29 mars 2010

Une belle critique de Véronique Lemoine

A propos des paysages abstraits

"Jaune, rouge, vert, bleu, gris, noir : paysages.

Un bouquet de couleurs dont les origines cachées s'écartent du végétal et gomment toute trace de l'irrégulier pour ne garder que l'Idée.

Les premiers tableaux de cette longue série vacillent entre étonnants magmas, images rêvées (Rouge est mon sommeil, 42 ans après), fracture minérale (Nu dans la crevasse) et chemins escarpés (Abstraction paysage 1, 2 et 4). Vous voilà entrés dans une variation qui autorise une méditation horizontale, celle de la série, qui construit, complète, densifie le sujet.

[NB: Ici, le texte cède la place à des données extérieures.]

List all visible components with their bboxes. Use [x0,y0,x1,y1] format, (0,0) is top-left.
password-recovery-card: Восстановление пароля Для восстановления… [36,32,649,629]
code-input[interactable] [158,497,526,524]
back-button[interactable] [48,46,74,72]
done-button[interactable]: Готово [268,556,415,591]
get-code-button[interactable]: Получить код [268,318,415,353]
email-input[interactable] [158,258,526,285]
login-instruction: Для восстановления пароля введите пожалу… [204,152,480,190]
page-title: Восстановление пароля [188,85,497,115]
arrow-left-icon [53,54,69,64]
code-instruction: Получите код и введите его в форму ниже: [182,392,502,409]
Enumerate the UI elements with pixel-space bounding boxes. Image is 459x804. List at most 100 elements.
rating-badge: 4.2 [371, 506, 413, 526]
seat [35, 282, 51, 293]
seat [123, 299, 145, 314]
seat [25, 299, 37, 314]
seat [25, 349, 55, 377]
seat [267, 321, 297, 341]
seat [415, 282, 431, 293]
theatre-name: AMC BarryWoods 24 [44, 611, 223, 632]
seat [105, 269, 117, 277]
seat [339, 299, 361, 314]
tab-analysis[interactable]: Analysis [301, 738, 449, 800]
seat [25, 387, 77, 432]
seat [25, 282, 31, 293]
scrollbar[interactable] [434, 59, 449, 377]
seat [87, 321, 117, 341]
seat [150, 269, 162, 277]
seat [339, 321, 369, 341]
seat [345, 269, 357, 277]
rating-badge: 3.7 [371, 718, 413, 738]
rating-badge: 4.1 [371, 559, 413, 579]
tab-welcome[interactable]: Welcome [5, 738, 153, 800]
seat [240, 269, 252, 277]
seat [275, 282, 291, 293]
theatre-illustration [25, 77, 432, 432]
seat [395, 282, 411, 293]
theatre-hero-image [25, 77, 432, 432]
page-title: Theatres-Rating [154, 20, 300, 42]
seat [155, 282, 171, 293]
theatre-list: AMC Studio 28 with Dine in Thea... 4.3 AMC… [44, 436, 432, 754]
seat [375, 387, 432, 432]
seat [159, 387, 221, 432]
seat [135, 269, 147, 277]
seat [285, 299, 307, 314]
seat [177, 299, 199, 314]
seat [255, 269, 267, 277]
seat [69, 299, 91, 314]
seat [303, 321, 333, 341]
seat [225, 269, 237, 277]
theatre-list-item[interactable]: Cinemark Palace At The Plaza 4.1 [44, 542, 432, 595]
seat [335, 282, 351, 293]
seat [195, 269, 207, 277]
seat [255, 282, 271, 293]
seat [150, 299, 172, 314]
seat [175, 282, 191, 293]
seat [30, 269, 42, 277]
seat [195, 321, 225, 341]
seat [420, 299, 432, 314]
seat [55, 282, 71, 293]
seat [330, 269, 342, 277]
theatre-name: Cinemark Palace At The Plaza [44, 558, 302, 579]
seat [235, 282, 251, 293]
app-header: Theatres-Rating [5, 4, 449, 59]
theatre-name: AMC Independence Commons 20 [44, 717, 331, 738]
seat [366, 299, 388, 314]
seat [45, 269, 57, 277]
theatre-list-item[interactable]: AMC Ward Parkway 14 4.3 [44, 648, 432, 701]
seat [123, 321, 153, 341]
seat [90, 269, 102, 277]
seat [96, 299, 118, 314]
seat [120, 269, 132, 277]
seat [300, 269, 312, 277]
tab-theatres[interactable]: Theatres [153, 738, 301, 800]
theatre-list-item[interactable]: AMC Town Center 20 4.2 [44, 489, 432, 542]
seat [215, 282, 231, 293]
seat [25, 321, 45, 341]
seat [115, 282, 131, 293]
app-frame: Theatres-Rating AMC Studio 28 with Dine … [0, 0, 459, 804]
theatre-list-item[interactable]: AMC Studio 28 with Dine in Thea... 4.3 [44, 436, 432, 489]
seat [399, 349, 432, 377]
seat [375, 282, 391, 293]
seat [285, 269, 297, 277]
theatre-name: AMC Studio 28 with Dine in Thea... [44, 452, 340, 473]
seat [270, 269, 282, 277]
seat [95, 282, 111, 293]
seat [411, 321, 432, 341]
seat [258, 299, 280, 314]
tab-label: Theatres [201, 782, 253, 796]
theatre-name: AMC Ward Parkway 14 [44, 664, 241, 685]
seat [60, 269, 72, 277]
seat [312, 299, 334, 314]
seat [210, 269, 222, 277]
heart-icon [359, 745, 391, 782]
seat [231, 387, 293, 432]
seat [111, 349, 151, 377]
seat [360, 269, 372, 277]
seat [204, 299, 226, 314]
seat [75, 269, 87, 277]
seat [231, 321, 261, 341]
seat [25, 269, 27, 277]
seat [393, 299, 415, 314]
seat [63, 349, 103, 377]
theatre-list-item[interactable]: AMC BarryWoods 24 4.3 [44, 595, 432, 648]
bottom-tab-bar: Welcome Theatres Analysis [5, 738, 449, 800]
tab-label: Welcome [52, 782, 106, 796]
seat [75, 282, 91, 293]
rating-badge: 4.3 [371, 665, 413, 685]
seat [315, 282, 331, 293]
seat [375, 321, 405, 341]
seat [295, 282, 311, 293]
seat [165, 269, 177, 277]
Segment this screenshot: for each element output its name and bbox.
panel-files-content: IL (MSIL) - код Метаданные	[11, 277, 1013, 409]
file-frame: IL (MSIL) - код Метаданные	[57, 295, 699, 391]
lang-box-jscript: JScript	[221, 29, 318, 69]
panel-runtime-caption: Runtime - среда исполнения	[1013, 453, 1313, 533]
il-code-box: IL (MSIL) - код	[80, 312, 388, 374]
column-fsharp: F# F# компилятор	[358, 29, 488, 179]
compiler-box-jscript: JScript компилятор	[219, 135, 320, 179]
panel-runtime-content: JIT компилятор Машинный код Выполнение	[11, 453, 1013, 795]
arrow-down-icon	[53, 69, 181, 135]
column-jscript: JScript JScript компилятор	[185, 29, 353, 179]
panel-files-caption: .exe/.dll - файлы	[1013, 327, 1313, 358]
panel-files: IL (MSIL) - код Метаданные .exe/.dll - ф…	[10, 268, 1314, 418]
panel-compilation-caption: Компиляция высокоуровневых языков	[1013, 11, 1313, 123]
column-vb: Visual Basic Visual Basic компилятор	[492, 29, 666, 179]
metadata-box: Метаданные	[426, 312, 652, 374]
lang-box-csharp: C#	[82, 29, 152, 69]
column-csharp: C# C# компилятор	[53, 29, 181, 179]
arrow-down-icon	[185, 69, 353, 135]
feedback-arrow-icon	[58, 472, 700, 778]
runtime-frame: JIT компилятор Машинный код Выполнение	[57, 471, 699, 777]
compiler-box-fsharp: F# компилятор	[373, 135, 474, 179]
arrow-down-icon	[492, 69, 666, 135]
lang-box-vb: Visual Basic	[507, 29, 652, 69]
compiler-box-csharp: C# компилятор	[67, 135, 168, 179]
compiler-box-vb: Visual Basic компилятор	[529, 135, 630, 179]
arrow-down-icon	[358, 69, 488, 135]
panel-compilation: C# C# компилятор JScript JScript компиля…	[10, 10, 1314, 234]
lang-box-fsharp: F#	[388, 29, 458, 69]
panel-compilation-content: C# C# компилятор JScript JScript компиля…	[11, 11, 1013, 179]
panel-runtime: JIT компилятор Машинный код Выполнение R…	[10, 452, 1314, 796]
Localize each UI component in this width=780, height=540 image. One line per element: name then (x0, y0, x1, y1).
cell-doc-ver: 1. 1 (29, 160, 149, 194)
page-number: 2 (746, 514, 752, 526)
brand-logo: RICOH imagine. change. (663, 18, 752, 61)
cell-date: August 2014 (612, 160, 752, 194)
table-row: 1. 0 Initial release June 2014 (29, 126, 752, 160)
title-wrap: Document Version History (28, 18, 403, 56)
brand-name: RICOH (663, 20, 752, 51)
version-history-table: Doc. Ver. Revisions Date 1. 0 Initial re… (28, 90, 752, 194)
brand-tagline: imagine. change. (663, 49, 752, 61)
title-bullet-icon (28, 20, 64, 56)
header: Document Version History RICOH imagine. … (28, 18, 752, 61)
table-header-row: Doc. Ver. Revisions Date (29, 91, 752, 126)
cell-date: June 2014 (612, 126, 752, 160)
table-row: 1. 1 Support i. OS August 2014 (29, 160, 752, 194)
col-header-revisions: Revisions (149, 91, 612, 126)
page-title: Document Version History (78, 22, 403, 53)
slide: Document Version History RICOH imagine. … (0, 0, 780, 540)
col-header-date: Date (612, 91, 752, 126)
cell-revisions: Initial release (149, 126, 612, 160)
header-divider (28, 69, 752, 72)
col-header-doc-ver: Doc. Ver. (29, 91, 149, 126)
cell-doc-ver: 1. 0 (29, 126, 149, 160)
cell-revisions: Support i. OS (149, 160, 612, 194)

Mais très vite, un horizon s'impose et dans les Abstrait gris colorés ou rouges par exemple, le paysage se construit en grands ciels, larges mers ou vastes terres moirés qui semblent se parler et qui nous font rêver de Beauté absolue. Issu du feu personnel de son créateur, de sa fantasmagorie, l'horizon jaillit d'un manteau d'écarlate, d'un noir qui s'irise, d'une étendue verte aux reflets de liqueur ou d'une mousseline jetée sur des lacs de gris. Est-ce qu'il nous conduit à des voluptés promises ? Abstraction paysage 16 en est une invitation : l'œil méditatif peut surprendre une femme aux jambes infinies, allongée aux confins du firmament. L'énergie de ce corps endormi ondule sur la surface du tableau pour lui donner l'aspect d'une peau veloutée et frémissante. Même fête des sens dans la série des Abstraits rouges : Franck Gervaise tire avec sa couleur le ciel sulfureux vers la terre ou la mer. L'horizon résiste : elle apparait, léger interstice, comme une bouche somptueuse qui offre mille promesses.

Mais l'ivresse des sens n'exclut pas la souffrance. Regardez de plus près l'application de la peinture ou du pastel : sous l'impression de la surface lisse, vous apercevez des ramages, des effets nuageux, comme les marques du souffle de l'effort, d'une volonté tendue vers l'Absolu. La patience du peintre/lutteur affranchie finalement les limites de la matière et de son corps pour accéder à cet autre monde.

La ligne de l'horizon compose une œuvre verticale certaine. Ce n'est plus le paysage qu'il faut voir mais ce qui se laisse entrevoir : l'azur, l'espoir d'une élévation vers l'Idéal. Plus aucun chemin tracé n'y mène, ou juste estompé, pour guider les égarés ou les paresseux de la méditation. Inutile aussi de courir vers cet horizon ; il est là, attire l'œil de son simple tracé. Il invite l'âme contemplative à se jeter dans des zones inconnues, irréelles mais non moins convoitées, du domaine de l'extase, de la promesse de la rencontre de l'indicible et du mystère, de l'au-delà de la vie rêvée."